Es gilt als unziemlich sich bei Tisch zu schnäuzen, sowie Mund und Finger am Tischtuch abzuwischen. Zum Abtupfen der Mundwinkel und der Finger wird das Papier Laurence benutzt.
Essen auszuspucken gilt als Ausdruck schlechten Benehmens.
Man isst gesittet und ziemlich. Schlingen und Verweigern des Essens wird als unhöflich empfunden.
Bei Banketten erkennt man gute Herren daran, dass sie sich und ihre Dienerschaft auf das Bankett vorbereitet haben, und gerade so essen, als das sie am Ende des Essens mit dem letzten Bissen satt sind.
Man sollte stets bereit sein als Herren einen Trinkspruch auf seinen Gastgeber anbringen zu können. Von Damen wird gleichermaßen nicht erwartet. Trinksprüchen gelten als Ehrbezeugung. Bei einem Trinkspruch muss nicht der ganze Becher geleert werden, doch ist es mehr als unhöflich, bei einem Trinkspruch überhaupt nicht zu trinken. Dies kann als böse Absicht angesehen werden.

VII. Beim Flanieren
In der Regel nimmt der Herr die Dame an der rechten Hand. Sollte dies die Seite sein, an der er seine Waffe trägt, so möchte er die Dame an der anderen Seite führen. Die Arme sind dabei etwa auf Höhe des Ellbogens und angewinkelt. Die Hand der Dame ruht auf der Hand des Herrn. Niemals umfasst ihre Hand die seine.
Es ist unschicklich, wenn sich ein einzelnes Paar allein aus dem Sichtbereich der Gesellschaft begibt, es sei denn, sie sind verwandt bzw. verheiratet.

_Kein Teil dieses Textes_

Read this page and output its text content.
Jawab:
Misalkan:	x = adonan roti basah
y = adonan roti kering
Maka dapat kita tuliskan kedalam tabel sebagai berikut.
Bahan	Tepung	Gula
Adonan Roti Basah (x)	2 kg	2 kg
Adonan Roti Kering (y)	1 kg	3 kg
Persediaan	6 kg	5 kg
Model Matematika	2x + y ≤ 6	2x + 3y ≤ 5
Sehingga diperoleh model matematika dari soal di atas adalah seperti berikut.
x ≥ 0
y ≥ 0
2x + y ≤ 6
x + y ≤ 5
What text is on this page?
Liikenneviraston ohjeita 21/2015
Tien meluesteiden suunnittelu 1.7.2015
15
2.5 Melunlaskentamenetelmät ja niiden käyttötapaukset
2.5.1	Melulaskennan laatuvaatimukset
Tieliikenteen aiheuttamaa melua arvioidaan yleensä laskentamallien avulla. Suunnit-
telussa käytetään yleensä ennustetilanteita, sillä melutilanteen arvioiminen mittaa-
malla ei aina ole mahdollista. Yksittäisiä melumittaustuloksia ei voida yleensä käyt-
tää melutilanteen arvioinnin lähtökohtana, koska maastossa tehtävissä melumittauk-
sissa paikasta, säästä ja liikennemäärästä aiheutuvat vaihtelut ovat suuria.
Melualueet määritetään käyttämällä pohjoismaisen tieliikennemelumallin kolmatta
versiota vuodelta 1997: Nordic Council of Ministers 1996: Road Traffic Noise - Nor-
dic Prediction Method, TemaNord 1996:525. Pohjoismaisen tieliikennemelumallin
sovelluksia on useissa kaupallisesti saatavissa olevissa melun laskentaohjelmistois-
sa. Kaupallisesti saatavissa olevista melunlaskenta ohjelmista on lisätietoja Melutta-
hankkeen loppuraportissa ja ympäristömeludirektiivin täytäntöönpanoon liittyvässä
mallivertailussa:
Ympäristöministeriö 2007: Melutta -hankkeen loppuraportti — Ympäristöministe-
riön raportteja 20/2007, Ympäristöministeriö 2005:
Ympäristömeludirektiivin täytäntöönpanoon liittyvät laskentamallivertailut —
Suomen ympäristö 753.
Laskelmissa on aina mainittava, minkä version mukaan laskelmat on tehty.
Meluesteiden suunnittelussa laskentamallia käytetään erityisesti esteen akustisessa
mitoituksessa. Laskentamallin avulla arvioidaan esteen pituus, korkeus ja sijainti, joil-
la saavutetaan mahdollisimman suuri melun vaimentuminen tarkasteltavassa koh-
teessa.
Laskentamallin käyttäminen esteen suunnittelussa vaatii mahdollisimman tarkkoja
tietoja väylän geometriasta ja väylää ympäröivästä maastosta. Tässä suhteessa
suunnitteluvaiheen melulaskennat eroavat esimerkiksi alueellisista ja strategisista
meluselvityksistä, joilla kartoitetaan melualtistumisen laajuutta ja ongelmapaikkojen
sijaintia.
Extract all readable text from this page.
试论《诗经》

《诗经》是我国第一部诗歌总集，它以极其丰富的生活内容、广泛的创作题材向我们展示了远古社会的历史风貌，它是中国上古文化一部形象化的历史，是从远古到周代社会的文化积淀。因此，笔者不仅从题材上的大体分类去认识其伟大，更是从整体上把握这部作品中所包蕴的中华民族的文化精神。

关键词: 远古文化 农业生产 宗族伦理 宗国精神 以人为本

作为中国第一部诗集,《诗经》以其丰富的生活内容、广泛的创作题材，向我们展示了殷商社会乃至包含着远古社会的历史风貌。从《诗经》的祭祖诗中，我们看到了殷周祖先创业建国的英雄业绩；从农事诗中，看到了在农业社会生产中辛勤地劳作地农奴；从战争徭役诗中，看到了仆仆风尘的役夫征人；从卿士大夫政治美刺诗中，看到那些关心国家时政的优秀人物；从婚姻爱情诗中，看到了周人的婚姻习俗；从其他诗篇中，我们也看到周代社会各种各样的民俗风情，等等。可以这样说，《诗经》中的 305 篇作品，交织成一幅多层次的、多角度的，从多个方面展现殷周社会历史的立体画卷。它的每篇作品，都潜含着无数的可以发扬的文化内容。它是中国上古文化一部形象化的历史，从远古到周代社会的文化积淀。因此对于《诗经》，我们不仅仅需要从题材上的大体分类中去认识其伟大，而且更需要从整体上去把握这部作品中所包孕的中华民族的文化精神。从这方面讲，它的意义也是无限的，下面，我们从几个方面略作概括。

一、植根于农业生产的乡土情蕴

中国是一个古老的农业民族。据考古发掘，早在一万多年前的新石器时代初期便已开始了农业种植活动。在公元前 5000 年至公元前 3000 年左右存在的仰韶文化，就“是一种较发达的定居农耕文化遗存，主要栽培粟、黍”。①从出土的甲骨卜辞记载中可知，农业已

VIII. Von der Konversation
Bei einer Unterredung, sei es eine Verhandlung oder eine einfache, belanglose Unterhaltung, ist es äußerst unhöflich dem Gegenüber nicht zuzuhören.
Das Zuhören geschieht durch Wahrnehmung des Gesagten seines Gegenübers. Dabei blicken sich die Unterhaltenden an und sitzen sich in aufgeschlossener, aufrechter Haltung gegenüber.
Die Unterhaltung wird leise und unter Wahrung der guten Sitten geführt. Die Stimme wird nicht erhoben. Die Beine werden nicht übereinander geschlagen.
Husten und Gähnen sind zu unterlassen. Sollte es nicht anders möglich sein, ist die Hand vor den Munde zu führen.

IX. Beim Tanz
Im Interesse des allgemeinen Wohlbefindens und der Roben der Damen legen die Herren beim Tanze sowohl die Waffen, als auch die Sporen ab.
Beim Tanze blickt der Herr der Dame auf die Stirn, die Dame dem Herrn auf die Brust. Sollten die Tanzpartner miteinander verwandt oder einander angetraut sein, so gilt es als freundlich einander anzusehen. Unterhaltungen während Tanze gelten als unziemlich. Niemals blickt der Herr der Dame jedoch auf die Brust und niemals umfasst die Hand der Dame die Hand des Herren, sie ruht vielmehr leicht in der seinen.
Die Tänze sind im Vorfeld zu üben. Der Tanz ist gesittet zu vollziehen. Aufstampfen gilt als Ausdruck schlechten Benehmens.
Bei der Aufforderung zum Tanz besteht keine Möglichkeit den Auffordernden abzulehnen ohne ihn dadurch persönlich zu beleidigen.
Sollte eine Dame nicht zum Tanz aufgefordert worden sein, so muss einer der verbleibenden Herren dies nachholen, denn es gilt als höchst unziemlich eine Dame unbeachtet zu lassen oder gar beim Tanz zu verschmähen.
Eine Dame sollte offentsichtlich dann nicht zum Tanz aufgefordert werden, wenn Gebrechen erkennbar oder bekannt, ebenfalls bekannt ist, dass die Dame kurz vor und nach der Niederkunft steht.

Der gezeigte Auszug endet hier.